We may not personally be able to hold the whole of the world in our hearts yet, but can we move just a bit further in that direction? It is, after all, what Christ is asking us to do – to love our neighbor.
When we recognize and release the unproductive reasoning behind our actions and beliefs, abandon our justifications and become still, we start to feel the tug of Spirit pulling us toward an ever expanding and deepening love and awareness. Spirit encourages us to enlarge the ‘gang’ that we identify with. Perhaps someday we will see ourselves as God sees us: where every nation is one, where we are all part of one large family, and where every fallen soul regardless of country, is lifted up to God in gratitude.
John 15:13 tells us: “No one has greater love than this – that one would lay down his life for his friends.” So, as we celebrate Memorial Day, we pay tribute to the men and women who have given their lives in our nation’s wars.

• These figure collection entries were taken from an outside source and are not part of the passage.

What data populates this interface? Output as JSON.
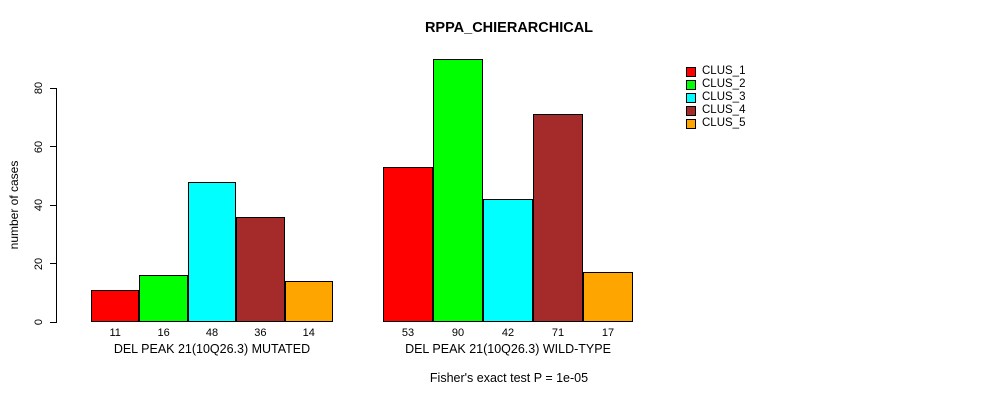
{
  "title": "RPPA_CHIERARCHICAL",
  "footer": "Fisher's exact test P = 1e-05",
  "chart_data": {
    "type": "bar",
    "title": "RPPA_CHIERARCHICAL",
    "xlabel": "",
    "ylabel": "number of cases",
    "ylim": [
      0,
      90
    ],
    "yticks": [
      0,
      20,
      40,
      60,
      80
    ],
    "grid": false,
    "legend_position": "top-right",
    "legend": [
      "CLUS_1",
      "CLUS_2",
      "CLUS_3",
      "CLUS_4",
      "CLUS_5"
    ],
    "series_colors": [
      "#FF0000",
      "#00FF00",
      "#00FFFF",
      "#A52A2A",
      "#FFA500"
    ],
    "groups": [
      {
        "label": "DEL PEAK 21(10Q26.3) MUTATED",
        "values": [
          11,
          16,
          48,
          36,
          14
        ]
      },
      {
        "label": "DEL PEAK 21(10Q26.3) WILD-TYPE",
        "values": [
          53,
          90,
          42,
          71,
          17
        ]
      }
    ],
    "annotation": "Fisher's exact test P = 1e-05"
  }
}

We also pay tribute to the men and women who have given their lives in times of civic disasters and other emergencies over the years; most recently, to the first responders who have given their lives to aid those in this needing help with Covid-19.
May we also turn a thought to the Christ within, and appreciate the supreme sacrifice made for us. May we embrace the love that encourages us to make our own sacrifices for those in need, and to feel the peace from within that eases the troubles of our hearts and calms our fears.
So, it is my prayer that our hearts hold compassion for every family on earth that has lost a loved one in battle. We may call them enemies, but in truth they are just young men and women commanded to action, holding values that differ from ours. In God’s eyes we are all children, worthy of love and Divine Care.
I envision the time, perhaps many generations from now, when grandpa sits with the grand-kidlets at his feet, telling stories of ancient days, and the children ask, “War, Grandpa? What is war?” Until that time, my friends, hold the high watch for each other and remember.
I wish you a profound Memorial Day, and God bless you.